The Mudcat Café TM
Thread #148910   Message #3462101
Posted By: GUEST,Lighter
06-Jan-13 - 10:20 AM
Thread Name: Wrap Me Up In My Tarpaulin Jacket
Subject: RE: Wrap Me Up In My Tarpaulin Jacket
A look at the Round indexes and the Traditional Ballad Index shows that early collectors rarely bothered with this song - possibly because the existence of sheet music and the attribution to Whyte-Melville and Coote led them to believe it was pure pop.

Another possibility is that its popularity came after their elderly informants had stopped learning new songs.
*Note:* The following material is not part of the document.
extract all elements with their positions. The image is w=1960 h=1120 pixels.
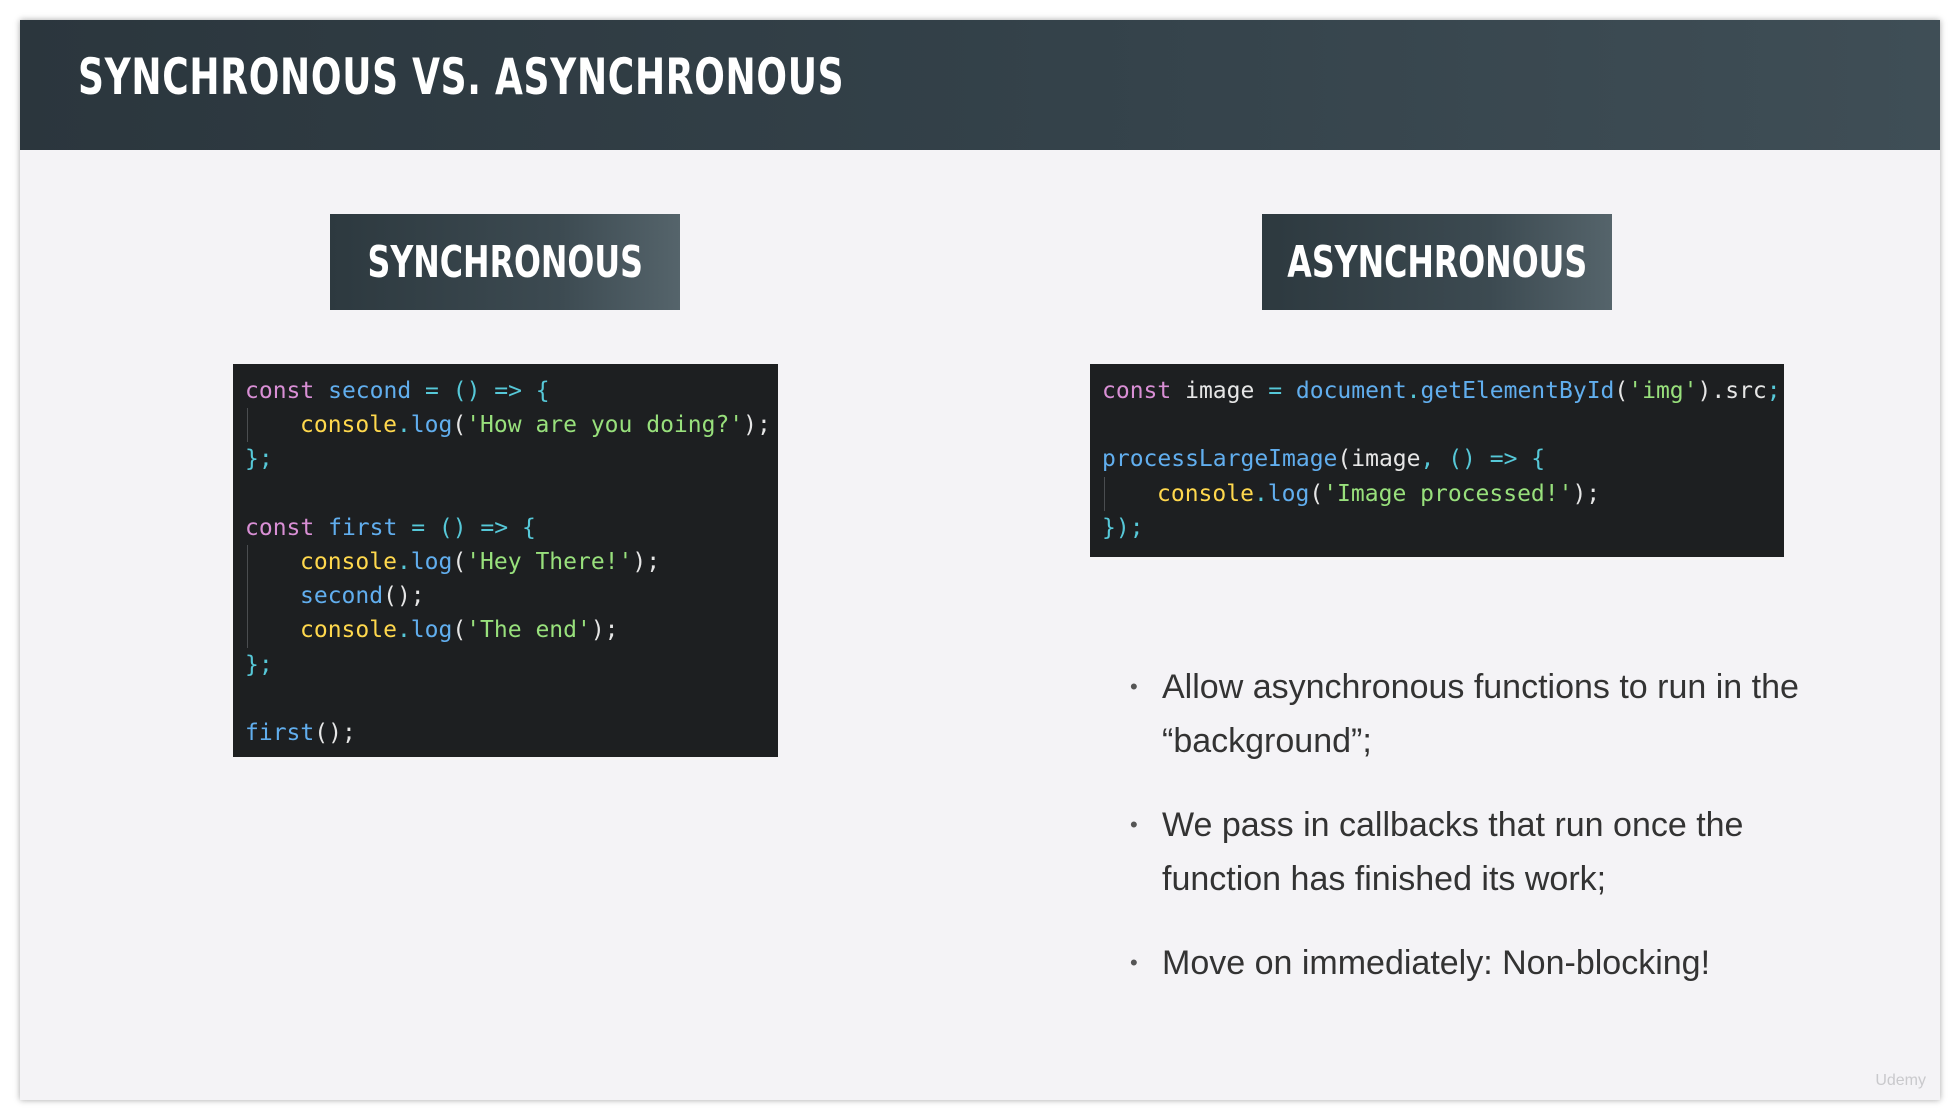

Hear Cyril Phillips (1911-1990) sing the "stable jacket" version in 1966:

http://sounds.bl.uk/World-and-traditional-music/Traditional-music-in-England/025M-C0903X0153XX-0300V0

Phillips adds the repeated "lies low" bits that were once commonly songm though the Hopwood sheet music doesn't call for them. Though Phillips's performance is sober, the addition of the "lies low," often sung in falsetto, suggests a drift toward the parodic.

The next step was out-and-out ironic/cynical/bawdy parodies like "The Dying Aviator" and "The Dying Harlot."

Does anyone know versions of these not in the DT?

PS: Poor golfers are frequently called "duffers" in the US, regardless of age.